Risk tolerance compounds the problem in this scenario, with boards saying they want innovation while also seeking certainty. Digital revenue does not come from certainty. “It comes from learning velocity,” Yessin says, describing the ability to test, adapt, and reallocate quickly as the real source of digital growth. When short-term volatility is penalized without distinguishing productive learning from waste, organizations default to incrementalism. The result is digital activity that looks modern but fails to move the revenue needle.

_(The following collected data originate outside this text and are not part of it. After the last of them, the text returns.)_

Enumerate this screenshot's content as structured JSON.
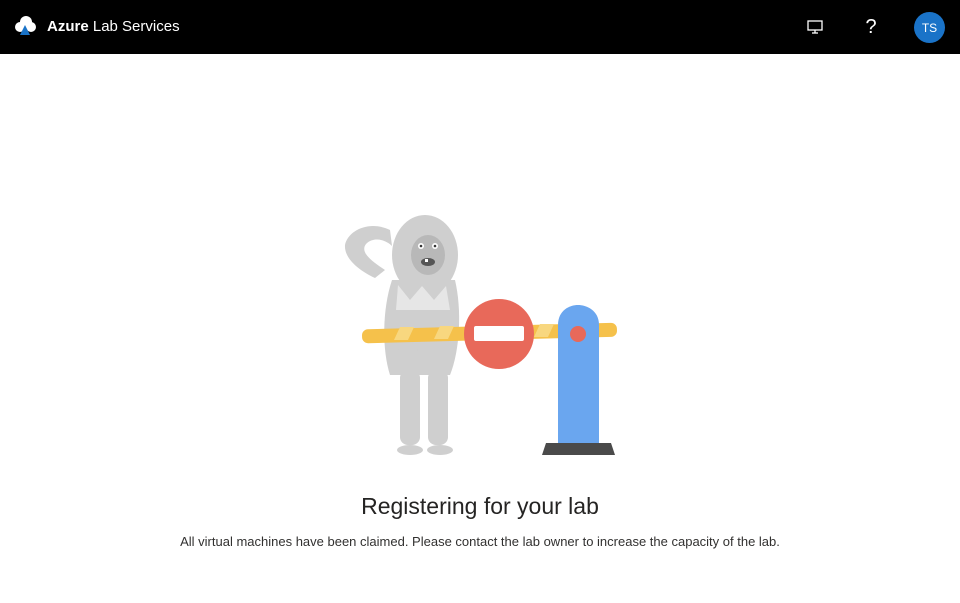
{
  "header": {
    "brand": "Azure",
    "product": "Lab Services",
    "user_initials": "TS",
    "icons": [
      "azure-lab-logo-icon",
      "monitor-icon",
      "help-icon"
    ],
    "help_glyph": "?",
    "background_color": "#000000",
    "avatar_color": "#1a73c8"
  },
  "main": {
    "illustration": "yeti-barrier-illustration",
    "heading": "Registering for your lab",
    "message": "All virtual machines have been claimed. Please contact the lab owner to increase the capacity of the lab."
  },
  "colors": {
    "stop_sign": "#e8695a",
    "barrier_arm": "#f5c14b",
    "post": "#6aa6ef",
    "yeti": "#cfcfcf"
  }
}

Governance Shifts That Change Outcomes
When boards genuinely want digital strategy to drive revenue, Yessin points to three governance shifts that matter far more than any specific technology choice:
- Ownership tied to the P&L. Revenue-driven digital strategy cannot live solely in marketing or IT. Boards that see results align digital outcomes with P&L accountability, making leaders responsible for pricing, assortment, and customer lifetime value equally accountable for how digital capabilities improve those levers.
- Measurement anchored in economics. Rather than asking whether digital initiatives are performing, effective boards focus on which revenue mechanisms are improving. Conversion efficiency, retention, margin durability, and unit economics replace activity metrics, clarifying trade-offs and sharpening investment decisions.
- Cadence built for learning. Digital revenue depends on faster feedback loops at the board level. The most effective boards create standing forums to review learnings, reallocate capital, and remove organizational blockers. “That does not mean micromanagement,” Yessin says. “It means active stewardship of a system that is constantly changing.”
AI Forces New Governance Decisions
AI intensifies every one of these dynamics by compressing time. Decisions that once took quarters now happen in days or even minutes. Pricing, promotion, inventory, and customer experiences are increasingly dynamic, forcing boards to rethink decision rights and accountability.
Over the next several years, the central question will focus on where AI is allowed to act autonomously and where human judgment remains mandatory. Metrics will have to evolve as well. Traditional KPIs lag AI-driven systems, so boards will need to focus on indicators that reflect learning speed, unit economics, and competitive advantage. “How quickly is pricing adjusting to demand signals? How fast is forecast accuracy improving? How much incremental margin is generated per dollar of operating cost?” Yessin asks.
Incentives may be the hardest adjustment. If executives are rewarded for stability while AI introduces volatility, adoption will stall. Aligning incentives with long-term value creation requires rewarding leaders for building systems that compound advantage over time, even when short-term results fluctuate.
The Board’s Role Now Determines Advantage
Digital strategy reshapes organizational power as much as performance. Real-time, predictive information pushes decisions closer to the edge of the organization, where customer signals appear. “When information becomes real time and predictive, the historical logic of hierarchy starts to break down,” Yessin says. Small improvements in pricing accuracy, demand forecasting, and customer relevance compound into material economic separation. Boards that direct oversight around whether the organization is systematically getting smarter and faster than the market turn digital strategy from an episodic initiative into an existential capability.